Americas Summiteers All Hop Aboard the Free-Trade Express
LOOKING toward the sun-bathed Miami skyline, Haitian immigrant Marc Cherelus captured the spirit of the weekend's summit of the Americas as well as any of the 34 leaders gathered here.
Pointing out that many of the buildings before him were built by Latin American money and hands, the minister and part-time cab driver said, ''This meeting they have going on here is like that [skyline]: If America helps her neighbors in Latin America they will be good for America, and we can have a beautiful future I'm sure, if we get down to working together.''
The summit's presidents and prime ministers promoted a similar message for a hemisphere stretching from Alaska to Argentina: In a more interdependent, less ideological world, the Americas have an unprecedented opportunity to build economic prosperity and strengthen democracy by working together.

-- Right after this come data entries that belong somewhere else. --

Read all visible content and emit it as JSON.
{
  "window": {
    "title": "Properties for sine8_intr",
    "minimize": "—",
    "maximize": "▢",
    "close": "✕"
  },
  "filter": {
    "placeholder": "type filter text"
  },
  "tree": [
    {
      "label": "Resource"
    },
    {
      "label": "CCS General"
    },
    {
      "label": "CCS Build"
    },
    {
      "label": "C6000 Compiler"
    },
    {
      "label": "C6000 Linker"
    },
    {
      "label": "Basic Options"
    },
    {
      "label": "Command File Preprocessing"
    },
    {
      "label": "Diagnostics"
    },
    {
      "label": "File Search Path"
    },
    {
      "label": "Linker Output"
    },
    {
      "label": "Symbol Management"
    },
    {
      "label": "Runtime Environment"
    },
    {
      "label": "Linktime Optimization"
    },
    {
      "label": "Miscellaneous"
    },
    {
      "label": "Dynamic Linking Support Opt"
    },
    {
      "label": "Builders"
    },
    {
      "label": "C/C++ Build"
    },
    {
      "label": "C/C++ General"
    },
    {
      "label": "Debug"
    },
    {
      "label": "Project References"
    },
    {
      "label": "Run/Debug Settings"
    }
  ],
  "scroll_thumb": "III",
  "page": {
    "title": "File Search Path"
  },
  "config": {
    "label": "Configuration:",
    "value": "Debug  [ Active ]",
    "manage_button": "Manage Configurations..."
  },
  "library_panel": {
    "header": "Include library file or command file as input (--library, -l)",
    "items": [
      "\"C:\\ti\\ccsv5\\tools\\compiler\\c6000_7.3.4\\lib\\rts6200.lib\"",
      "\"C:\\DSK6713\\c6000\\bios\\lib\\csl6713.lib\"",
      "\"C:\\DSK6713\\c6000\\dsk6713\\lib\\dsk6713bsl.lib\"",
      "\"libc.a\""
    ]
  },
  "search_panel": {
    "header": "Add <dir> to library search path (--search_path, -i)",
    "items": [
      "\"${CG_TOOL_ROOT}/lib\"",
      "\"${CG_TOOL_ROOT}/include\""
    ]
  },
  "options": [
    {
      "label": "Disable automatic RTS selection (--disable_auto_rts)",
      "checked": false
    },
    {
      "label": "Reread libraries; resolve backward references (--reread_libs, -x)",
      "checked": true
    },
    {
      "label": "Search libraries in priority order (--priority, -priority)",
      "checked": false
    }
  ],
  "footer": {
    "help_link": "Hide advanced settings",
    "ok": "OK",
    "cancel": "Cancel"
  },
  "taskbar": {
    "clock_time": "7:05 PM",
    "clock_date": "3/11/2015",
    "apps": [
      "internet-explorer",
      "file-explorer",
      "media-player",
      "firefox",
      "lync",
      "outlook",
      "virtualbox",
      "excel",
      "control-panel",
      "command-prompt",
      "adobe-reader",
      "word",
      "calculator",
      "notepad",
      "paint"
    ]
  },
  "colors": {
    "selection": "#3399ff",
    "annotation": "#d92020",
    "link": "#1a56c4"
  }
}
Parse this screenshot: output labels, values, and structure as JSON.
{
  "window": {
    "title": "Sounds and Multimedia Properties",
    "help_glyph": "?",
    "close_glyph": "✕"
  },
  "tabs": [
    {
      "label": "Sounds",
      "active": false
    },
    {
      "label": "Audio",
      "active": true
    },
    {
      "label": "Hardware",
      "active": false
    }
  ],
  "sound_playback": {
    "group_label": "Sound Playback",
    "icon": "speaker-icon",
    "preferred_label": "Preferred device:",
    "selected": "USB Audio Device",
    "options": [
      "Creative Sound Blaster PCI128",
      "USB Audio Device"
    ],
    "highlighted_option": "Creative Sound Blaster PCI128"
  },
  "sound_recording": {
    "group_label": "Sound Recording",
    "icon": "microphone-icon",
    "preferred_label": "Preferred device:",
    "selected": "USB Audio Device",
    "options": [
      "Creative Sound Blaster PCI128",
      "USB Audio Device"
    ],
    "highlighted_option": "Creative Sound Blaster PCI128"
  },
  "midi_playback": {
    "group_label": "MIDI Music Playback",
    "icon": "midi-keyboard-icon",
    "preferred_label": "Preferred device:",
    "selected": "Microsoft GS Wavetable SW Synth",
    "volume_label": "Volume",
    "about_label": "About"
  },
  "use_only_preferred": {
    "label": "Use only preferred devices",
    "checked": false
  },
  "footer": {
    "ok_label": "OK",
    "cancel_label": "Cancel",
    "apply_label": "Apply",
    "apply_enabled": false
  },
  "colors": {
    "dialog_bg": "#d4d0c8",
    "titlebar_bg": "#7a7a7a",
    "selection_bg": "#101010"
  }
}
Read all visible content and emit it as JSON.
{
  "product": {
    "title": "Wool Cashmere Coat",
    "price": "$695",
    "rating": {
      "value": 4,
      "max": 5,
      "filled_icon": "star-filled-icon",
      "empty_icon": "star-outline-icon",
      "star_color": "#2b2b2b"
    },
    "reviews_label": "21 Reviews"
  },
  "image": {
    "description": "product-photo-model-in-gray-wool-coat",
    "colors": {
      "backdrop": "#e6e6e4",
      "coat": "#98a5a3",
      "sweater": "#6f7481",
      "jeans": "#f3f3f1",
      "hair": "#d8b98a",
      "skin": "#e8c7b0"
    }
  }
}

''This has really been a landmark day for our hemisphere,'' Secretary of State Warren Christopher said Saturday, after summit leaders committed to creating a hemispheric free-trade zone by the year 2005. Citing what he called an ''extraordinary degree of economic and political cooperation'' for a hemisphere more accustomed to divisions and distrust, the secretary called the summit a ''turning point in the integration of a prosperous, stable, and democratic Western Hemisphere.''
Even the Cuban issue failed to trouble Miami summit waters unduly, although some 50,000 Cuban Americans staged an anti-Castro rally Saturday in the city's Little Havana.
With all the countries of North and South America present but Cuba, the summit endorsed what will be called the Miami process -- a set of 23 ''action plans'' outlining specific steps to be taken in areas ranging from trade to the environment, corruption, human rights, consolidation of democracy, and the role of women in economic development.
''In all my experience, it's the most fully articulated summit of this kind I've ever seen,'' Mr. Christopher said. The summit also endorsed measures to help guarantee fair elections, tackle drug-money laundering, and strengthen extradition laws.
On the environment, a hemispheric phase-out of lead in gasoline was approved, with a target completion date of 2000. The US also signed a separate agreement with Central American countries to assist them in pursuing economic growth that favors the development of renewable resources.
As a first step toward creation of an Americas free-trade agreement, the leaders of the three North American Free Trade Agreement countries were expected to announce yesterday that Chile will begin negotiations next year to become NAFTA's fourth member by early 1996.
US presidential adviser David Gergen pointed to the potential of combining Americas-wide free trade with a Pacific Rim free-trade zone, which Asian-Pacific countries have agreed to form by 2020.
''What we now have is a commitment by these two important regions of the world to economic prosperity through free-trade principles,'' he said.
The three-day meeting's conclusion failed to match pre-summit predictions that the gathering would be an irrelevant photo shoot. It also proved that President Clinton has decided to hitch his wagon to the star of free trade as the guarantor of American prosperity.
''The president came into office emphasizing that the new global issues he wanted to address were not so much the geopolitical security concerns of past years as the challenge of economic security, and he's spent the last two years making good on that commitment,'' said presidential spokeswoman Dee Dee Meyers.
''The president is assembling the elements that are leading to the creation of good-paying jobs and the expansion of our economic growth to those who aren't feeling it yet,'' she added.
Although endorsement of the action plan and creation of the free-trade area was unanimous, the summit did not pass without cautionary voices.
Emphasizing that ''democracy and free trade are not enough'' in a region that includes the world's worst income gaps between rich and poor, Guyanan President Chedi Jagan said ''we have to guarantee our citizens' economic and social rights, too.''
Going even further, representatives of several nongovernmental organizations said the leaders were dooming the hemisphere to more poverty and instability by endorsing the free-trade development model.
Christopher said bringing democracy to Cuba was not one of the action items agreed to by summit leaders, but he said their discussion reflected a ''hope'' that when the next summit is held, there will be 35 democratically elected governments.
*Staff writer Christina Nifong contributed to this story.